At least, that’s what it sounded like to Hank--he was pretty sure he’d heard that Markus’ demonstration was successful, and that the president had ordered the withdrawal of the troops, and that Big Official Talks™ would be starting up soon about establishing androids as living beings in their own right. But quite frankly, Hank had drowned so much of the evening in whiskey that he very well could have imagined all of it. He certainly wasn’t paying attention to the nervous chatter filling the bar, definitely wasn’t listening to the radio playing in the taxi, absolutely didn’t switch on his own TV first thing after stumbling into his house and digging up another bottle later that night. (Or maybe it was early the next morning. Hard to tell through the haze. The numbers on the clock wouldn’t stop swimming.) At any rate, if Markus had succeeded, then that could only mean that Connor had not. And that was a good thing, wasn’t it?
(I'll be deactivated, Connor had said, and analyzed to find out why I failed. And he’d looked--shit, he’d looked just like a star pupil who was startled to find a B on his report card instead of an A. He’d just looked like a disappointed kid.
Or a scared kid, maybe.
Fuck. Hank really should have followed him from the roof.)

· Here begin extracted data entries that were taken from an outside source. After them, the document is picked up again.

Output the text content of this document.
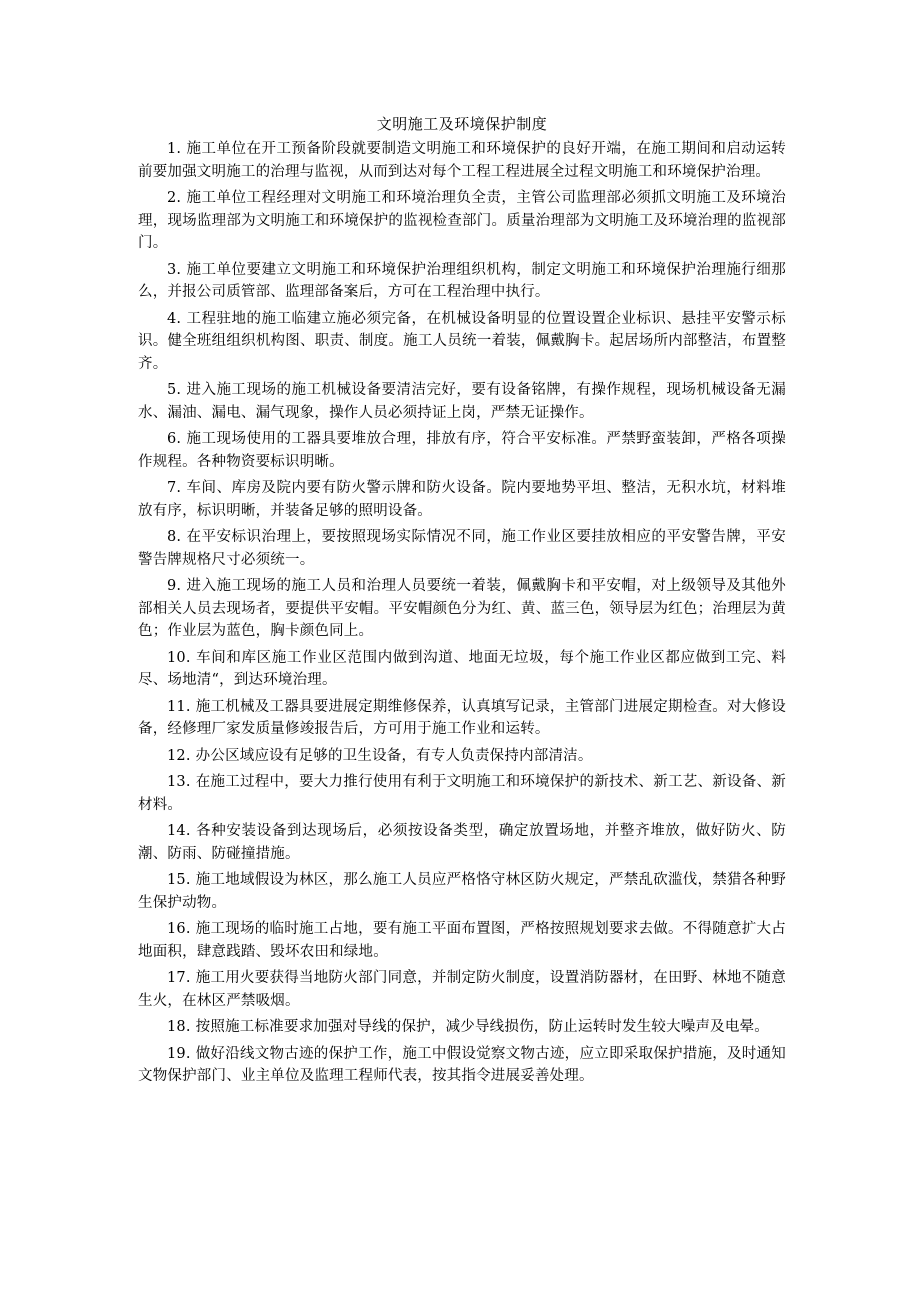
文明施工及环境保护制度

1. 施工单位在开工预备阶段就要制造文明施工和环境保护的良好开端，在施工期间和启动运转前要加强文明施工的治理与监视，从而到达对每个工程工程进展全过程文明施工和环境保护治理。

2. 施工单位工程经理对文明施工和环境治理负全责，主管公司监理部必须抓文明施工及环境治理，现场监理部为文明施工和环境保护的监视检查部门。质量治理部为文明施工及环境治理的监视部门。

3. 施工单位要建立文明施工和环境保护治理组织机构，制定文明施工和环境保护治理施行细那么，并报公司质管部、监理部备案后，方可在工程治理中执行。

4. 工程驻地的施工临建立施必须完备，在机械设备明显的位置设置企业标识、悬挂平安警示标识。健全班组组织机构图、职责、制度。施工人员统一着装，佩戴胸卡。起居场所内部整洁，布置整齐。

5. 进入施工现场的施工机械设备要清洁完好，要有设备铭牌，有操作规程，现场机械设备无漏水、漏油、漏电、漏气现象，操作人员必须持证上岗，严禁无证操作。

6. 施工现场使用的工器具要堆放合理，排放有序，符合平安标准。严禁野蛮装卸，严格各项操作规程。各种物资要标识明晰。

7. 车间、库房及院内要有防火警示牌和防火设备。院内要地势平坦、整洁，无积水坑，材料堆放有序，标识明晰，并装备足够的照明设备。

8. 在平安标识治理上，要按照现场实际情况不同，施工作业区要挂放相应的平安警告牌，平安警告牌规格尺寸必须统一。

9. 进入施工现场的施工人员和治理人员要统一着装，佩戴胸卡和平安帽，对上级领导及其他外部相关人员去现场者，要提供平安帽。平安帽颜色分为红、黄、蓝三色，领导层为红色；治理层为黄色；作业层为蓝色，胸卡颜色同上。

10. 车间和库区施工作业区范围内做到沟道、地面无垃圾，每个施工作业区都应做到工完、料尽、场地清“，到达环境治理。

11. 施工机械及工器具要进展定期维修保养，认真填写记录，主管部门进展定期检查。对大修设备，经修理厂家发质量修竣报告后，方可用于施工作业和运转。

12. 办公区域应设有足够的卫生设备，有专人负责保持内部清洁。

13. 在施工过程中，要大力推行使用有利于文明施工和环境保护的新技术、新工艺、新设备、新材料。

14. 各种安装设备到达现场后，必须按设备类型，确定放置场地，并整齐堆放，做好防火、防潮、防雨、防碰撞措施。

15. 施工地域假设为林区，那么施工人员应严格恪守林区防火规定，严禁乱砍滥伐，禁猎各种野生保护动物。

16. 施工现场的临时施工占地，要有施工平面布置图，严格按照规划要求去做。不得随意扩大占地面积，肆意践踏、毁坏农田和绿地。

17. 施工用火要获得当地防火部门同意，并制定防火制度，设置消防器材，在田野、林地不随意生火，在林区严禁吸烟。

18. 按照施工标准要求加强对导线的保护，减少导线损伤，防止运转时发生较大噪声及电晕。

19. 做好沿线文物古迹的保护工作，施工中假设觉察文物古迹，应立即采取保护措施，及时通知文物保护部门、业主单位及监理工程师代表，按其指令进展妥善处理。
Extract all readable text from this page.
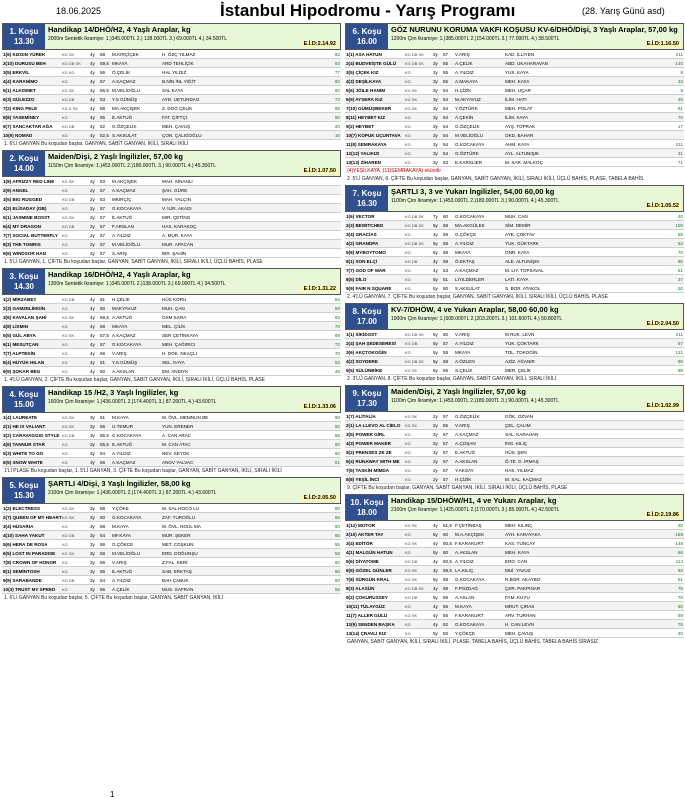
18.06.2025	İstanbul Hipodromu - Yarış Programı	(28. Yarış Günü asd)
1. Koşu
13.30
Handikap 14/DHÖ/H2, 4 Yaşlı Araplar, kg
2000m Sentetik İkramiye: 1.)345.000TL 2.) 138.000TL 3.) 69.000TL 4.) 34.500TL
E.İ.D:2.14.92
1(6) KIZGIN YÜREK	KG SK	4y	58	M.KIRÇİÇEK	H. ÖZÇ YILMAZ	83
2(10) DURUSU BEH	KG DB SK	4y	59,5 MKAYA	ARD TEHLİÇİK	93
3(5) ERKVİL	KG KG	4y	56	Ö.ÇELİK	HAL YILDIZ	77
4(4) KARANİMO	KG	4y	57	A.KAÇMAZ	B.NİN İNL YİĞİT	60
5(1) ALKISMET	KG SK	4y	56,5 M.VELİOĞLU	SAL KAYA	60
6(3) GÜLEZZO	KG DB	4y	53	Y.S GÜMÜŞ	AYD. UETUNDAG	72
7(2) KING PELE	KG K SK	4y	58	MA.AKÇİŞEK	Z. DOĞ ÇELİK	65
8(8) YASEMİNEY	KG	4y	55	E.AKTUĞ	FAT. ÇİFTÇİ	90
9(7) SANCAKTAR AĞA	KG DB	4y	52	G.ÖZÇELİK	MEH. ÇAVUŞ	20
10(9) NOMAD	KG	4y	52,5 S.AKSULAT	ÇON. ÇALIGOĞLU	16
1. 6'LI GANYAN Bu koşudan başlar, GANYAN, SABİT GANYAN, İKİLİ, SIRALI İKİLİ
2. Koşu
14.00
Maiden/Dişi, 2 Yaşlı İngilizler, 57,00 kg
1150m Çim İkramiye: 1.)453.000TL 2.)180.000TL 3.) 90.000TL 4.) 45.300TL
E.İ.D:1.07.50
1(8) AFRIZZY RED LINE	KG SK	2y	53	M.AKÇİŞEK	MAH. SİNANLI
2(9) ANGEL	KG	2y	57	A.KAÇMAZ	ŞAH. GÜRE
3(5) BIG RUGGED	KG DB	2y	53	MKIRÇİÇ	MAH. YALÇIN
4(2) ELİSADAY (GB)	KG	2y	57	G.KOCAKAYA	V. İLİR. AKADI
5(1) JASMINE BOSST	KG SK	2y	57	E.AKTUĞ	MIR. ÇETİNG
6(4) MY DRAGON	KG DB	2y	57	F.ARSLAN	HAS. KARAKOÇ
7(7) SOCIAL BUTTERFLY	KG	2y	57	A.YILDIZ	A. MUR. KAYA
8(3) THE TOMRIS	KG	2y	57	M.VELİOĞLU	MUR. APACAN
9(6) WINDSOR HAN	KG	2y	57	S.ARIŞ	İBR. ŞAHİN
1. 5'Lİ GANYAN, 1. ÇİFTE Bu koşudan başlar, GANYAN, SABİT GANYAN, İKİLİ, SIRALI İKİLİ, ÜÇLÜ BAHİS, PLASE
3. Koşu
14.30
Handikap 16/DHÖ/H2, 4 Yaşlı Araplar, kg
1300m Sentetik İkramiye: 1.)345.000TL 2.)138.000TL 3.) 69.000TL 4.) 34.500TL
E.İ.D:1.31.22
1(2) MİRZABEY	KG DB	4y	61	H.ÇELİK	HÜS KORU	84
2(3) GAMZELİMGİN	KG	4y	60	MAKYAVUZ	MUH. ÇAN	59
3(6) KAVALAN ŞAHİ	KG SK	4y	59,5 A.AKTUĞ	OSM KARA	83
4(8) LİXMIN	KG	4y	58	MKAYA	MEL. ÇİLİK	70
5(5) GÜL ABYA	KG SK	4y	57,5 A.KAÇMAZ	SER ÇETİNKAYA	69
6(1) MESUTÇAN	KG	4y	57	G.KOCAKAYA	MEH. ÇAĞIRICI	72
7(7) ALPTEKİN	KG	4y	56	V.ARIŞ	H. DOK. NKAÇLI	70
8(4) HÜYÜK HILAN	KG	4y	51	Y.S.GÜMÜŞ	SEL. KAYA	53
9(9) ŞOKAR BEG	KG	4y	50	A.AKSLAN	EM. ANDIYK	49
1. 4'LÜ GANYAN, 2. ÇİFTE Bu koşudan başlar, GANYAN, SABİT GANYAN, İKİLİ, SIRALI İKİLİ, ÜÇLÜ BAHİS, PLASE
4. Koşu
15.00
Handikap 15 /H2, 3 Yaşlı İngilizler, kg
1600m Çim İkramiye: 1.)436.000TL 2.)174.400TL 3.) 87.200TL 4.) 43.600TL
E.İ.D:1.33.06
1(4) LAUREATE	KG SK	3y	61	M.KAYA	M. ÖVL. MEMNUN BE	90
2(1) HE IS VALIANT	KG SK	3y	56	U.TEMUR	YUN. ERENER	60
3(2) CARAVAGGIO STYLE KG DB	3y	55,5 G.KOCAKAYA	A. CAN ARAC	65
4(6) TANNUR STAR	KG	3y	55,5 E.AKTUĞ	M. CAN ATAC	60
5(3) WHITE TO GO	KG	3y	54	A.YILDIZ	NEV. SEYOK	60
6(5) SNOW WHITE	KG	3y	56	A.KAÇMAZ	ANOV YALVAC	51
1'Lİ PLASE Bu koşudan başlar, 1. 5'Lİ GANYAN, 3. ÇİFTE Bu koşudan başlar, GANYAN, SABİT GANYAN, İKİLİ, SIRALI İKİLİ
5. Koşu
15.30
ŞARTLI 4/Dişi, 3 Yaşlı İngilizler, 58,00 kg
2100m Çim İkramiye: 1.)436.000TL 2.)174.400TL 3.) 87.200TL 4.) 43.600TL
E.İ.D:2.05.50
1(2) ELECTRESS	KG SK	3y	58	Y.ÇÖKE	M. SAL HOCO LU	80
2(7) QUEEN OF MY HEART KG SK	3y	60	G.KOCAKAYA	ZAF. TUROĞLU	65
3(4) HÜSARIA	KG	3y	58	M.KAYA	M. ÖVL. NOUL MA	80
4(10) SAHA YAKUT	KG DB	3y	54	MF.KAYA	MUR. ŞEKER	65
5(6) HERA DE ROSA	KG	3y	56	G.ÇÖKCE	MET. COŞKUN	55
6(5) LOST IN PARADISE	KG SK	3y	56	M.VELİOĞLU	ERD. DOĞUNŞU	58
7(8) CROWN OF HONOR	KG	3y	56	V.ARIŞ	Z.FAL. KERİ	60
8(1) SEMİNTOSH	KG	3y	56	E.AKTUĞ	SAB. ERKTAŞ	60
9(9) SARABANDE	KG DB	3y	54	A.YILDIZ	BAH ÇABUK	60
10(3) TRUST MY SPEED	KG	3y	56	A.ÇELİK	MUS. SAFRAN	55
1. 6'LI GANYAN Bu koşudan başlar, 5. ÇİFTE Bu koşudan başlar, GANYAN, SABİT GANYAN, İKİLİ
6. Koşu
16.00
GÖZ NURUNU KORUMA VAKFI KOŞUSU KV-6/DHÖ/Dişi, 3 Yaşlı Araplar, 57,00 kg
1200m Çim İkramiye: 1.)385.000TL 2.)154.000TL 3.) 77.000TL 4.) 38.500TL
E.İ.D:1.16.50
1(1) ASA HATUN	KG DB SK	3y	57	V.ARIŞ	KAD. İLLİYEN	211
2(4) BUDVEİŞTE GÜLÜ	KG DB SK	3y	55	A.ÇELİK	ABD. UKAHARAVAN	140
3(5) ÇİÇEK KIZ	KG	3y	55	A.YILDIZ	YUS. KAYA	8
4(3) DEŞİLKAYA	KG	3y	55	A.MAKAYA	MEH. KAYA	33
5(6) JÖILE HANIM	KG SK	3y	54	H.ÇİZİK	MEH. UÇAR	8
6(9) AYSERA KIZ	KG SK	3y	54	M.AKYAVUZ	İLİM. HATI	45
7(10) GÜMÜŞBEKER	KG SK	3y	54	Y.ÖZTÜRK	MEH. POLAT	91
8(11) HEYBET KIZ	KG	3y	54	A.ÇEKİN	İLİM. KAYA	70
9(2) HEYBET	KG	3y	54	G.ÖZÇELİK	AYŞ. TOPRAK	17
10(7) KOPUK UÇUNTAVA	KG	3y	54	M.VELİOĞLU	OKD. BAHAR
11(8) SEMRAKAYA	KG	3y	54	G.KOCAKAYA	AHM. KAYA	211
12(12) YALIKIZI	KG	3y	54	G.ÖZTÜRK	AYL. ALTUNIŞIK	31
13(13) ZİHAREN	KG	3y	53	E.KARSLIER	M. SAR. MALKOÇ	71
(4)YEŞİLKAYA. (11)SEMRAKAYA) eküridir
2. 5'Lİ GANYAN, 6. ÇİFTE Bu koşudan başlar, GANYAN, SABİT GANYAN, İKİLİ, SIRALI İKİLİ, ÜÇLÜ BAHİS, PLASE, TABELA BAHİS
7. Koşu
16.30
ŞARTLI 3, 3 ve Yukarı İngilizler, 54,00 60,00 kg
1100m Çim İkramiye: 1.)453.000TL 2.)180.000TL 3.) 90.000TL 4.) 45.300TL
E.İ.D:1.05.52
1(6) VECTOR	KG DB SK	7y	60	G.KOCAKAYA	MUH. CAN	40
2(3) BEWITCHED	KG DB SK	6y	58	MA.AKGÜLEK	SİM. DEMİR	100
3(4) GRACİAS	KG	4y	58	G.ÇÖKÇE	AYE. ÇOKTAV	55
4(2) GRANDPA	KG DB SK	6y	58	A.YILDIZ	YUK. GÜKTARK	53
5(8) MYBOYTOMO	KG	5y	58	MKAYA	ONR. KAYA	70
6(1) SON ELÇİ	KG DB	4y	58	Ö.EKTAŞ	ALE. ALTUNIŞIK	90
7(7) GOD OF WAR	KG	4y	53	A.KAÇMAZ	M. LIY. TOPSAVAL	51
8(5) DİLO	KG	5y	51	LİYILDERLER	LATİ. KAYA	37
9(9) FAIR N SQUARE	KG	5y	50	S.AKSULAT	S. BOR. ATAKOL	20
2. 4'LÜ GANYAN, 7. ÇİFTE Bu koşudan başlar, GANYAN, SABİT GANYAN, İKİLİ, SIRALI İKİLİ, ÜÇLÜ BAHİS, PLASE
8. Koşu
17.00
KV-7/DHÖW, 4 ve Yukarı Araplar, 58,00 60,00 kg
1900m Çim İkramiye: 1.)508.000TL 2.)203.200TL 3.) 101.600TL 4.) 50.800TL
E.İ.D:2.04.50
1(1) SİKİDOST	KG DB SK	5y	60	V.ARIŞ	M RUK. LEVN	211
2(4) ŞAH ŞEDESERESİ	KG DB	5y	57	A.YILDIZ	YUK. ÇOKTARK	67
3(6) AKÇTOKOĞİN	KG	5y	58	MKAYA	TOL. TOKOĞİN	121
4(2) SOYDERE	KG DB SK	6y	58	A.ÖZLEN	AZİZ. AĞANIR	88
5(5) SÜLÜNBİKE	KG SK	6y	56	S.ÇELİK	MER. ÇELİK	99
2. 3'LÜ GANYAN, 8. ÇİFTE Bu koşudan başlar, GANYAN, SABİT GANYAN, İKİLİ, SIRALI İKİLİ
9. Koşu
17.30
Maiden/Dişi, 2 Yaşlı İngilizler, 57,00 kg
1100m Çim İkramiye: 1.)453.000TL 2.)180.000TL 3.) 90.000TL 4.) 45.300TL
E.İ.D:1.02.99
1(7) ALİTALİA	KG SK	2y	57	G.ÖZÇELİK	GÖK. OZVAN
2(1) LA LLEVO AL CİELO	KG SK	2y	55	V.ARIŞ	ÇEL. ÇALIM
3(5) POWER GİRL	KG	2y	57	A.KAÇMAZ	SAL. KARAHAN
4(3) POWER MAKER	KG	2y	57	A.ÇOŞAN	İNG. KILIÇ
5(2) PRENSES ZE ZE	KG	2y	57	E.AKTUĞ	HÜS. ŞEN
6(4) RUNAWAY WITH ME	KG	2y	57	A.AKSLAN	Ö.TE. D. İRMAŞ
7(6) TASKİN MİMDA	KG	2y	57	Y.AKSAY	HAS. YILMAZ
8(8) YEŞİL İNCİ	KG	2y	57	H.ÇİZİK	M. SAL. KAÇMAZ
9. ÇİFTE Bu koşudan başlar, GANYAN, SABİT GANYAN, İKİLİ, SIRALI İKİLİ, ÜÇLÜ BAHİS, PLASE
10. Koşu
18.00
Handikap 15/DHÖW/H1, 4 ve Yukarı Araplar, kg
2100m Çim İkramiye: 1.)425.000TL 2.)170.000TL 3.) 85.000TL 4.) 42.500TL
E.İ.D:2.19.86
1(12) MOTOR	KG SK	4y	61,5 F.ÇETİNBAŞ	MEH. KILINÇ	20
2(10) AKTER TAY	KG	5y	60	M.A.AKÇİŞEK	AYH. KARAYAKA	168
3(4) EDİTÖR	KG SK	4y	60,5 F.KARAKURT	KAS. TUNCAY	148
4(1) MALGÜN HATUN	KG	5y	60	A.AKSLAN	MEH. KAYA	66
5(6) DİYATOME	KG DB	4y	60,5 A.YILDIZ	ERG. CAN	114
6(5) GÖZEL GÜNLER	KG SK	4y	58,5 LA.KILIÇ	MUİ. YAVUZ	93
7(8) SÜRGÜN KRAL	KG SK	5y	58	G.KOCAKAYA	R.BOR. AKAYBO	51
8(3) ALASÜN	KG DB SK	4y	58	F.POZDAĞ	ÇER. PAKPINAR	75
9(2) ÇOKURUSSEY	KG DB	5y	56	A.ASLAN	FAM. KUYU	78
10(11) TÜLAYGÜZ	KG	4y	56	M.KAYA	MRUT. ÇIRAS	60
11(7) ALLER GÜLÜ	KG SK	4y	55	F.KARAKURT	ARV. TURHAN	59
12(9) SENDEN BAŞKA	KG	4y	52	G.KOCAKAYA	H. CAN LEVN	78
13(14) ÇRAVLI KIZ	KG	5y	50	Y.ÇÖKÇE	MEH. ÇAVUŞ	40
GANYAN, SABİT GANYAN, İKİLİ, SIRALI İKİLİ, PLASE, TABELA BAHİS, ÜÇLÜ BAHİS, TABELA BAHİS SİRASIZ
1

Grimacing, Hank scrubbed his hand over his face, clenching sandpaper-rough eyes against the late morning sun that threatened to peek at him from behind the blinds. It was too early to be thinking about all of this. It was too early to be thinking, period. Yet despite all his attempts to smother everything, here he was, sprawled on the armchair where he’d passed out, thinking. Stray memories and half-made connections and intrusive nonsense stuck in his brain like a needle in the groove of an old worn record, his thoughts uselessly tripping on the same damn notes over and over again until he could go crazy from it all, the what ifs and the maybes and the if onlys screaming for attention over the click of a loaded barrel and the screech of tires on an icy road and drone-televised footage of massive junkyards, no, graveyards, piled sky-high with the bones of the plastic dead, all of it braiding together inextricably with the beep of a hospital monitor and that too-sweet funeral-parlor-flowers smell and the dull thud of dirt on a coffin and—
(But he hadn’t seen any familiar faces in any of the footage, neither amongst the living nor the dead—was that a good sign, or a very, very bad one?
Hank really, really should have followed him from the roof. Just to make sure.)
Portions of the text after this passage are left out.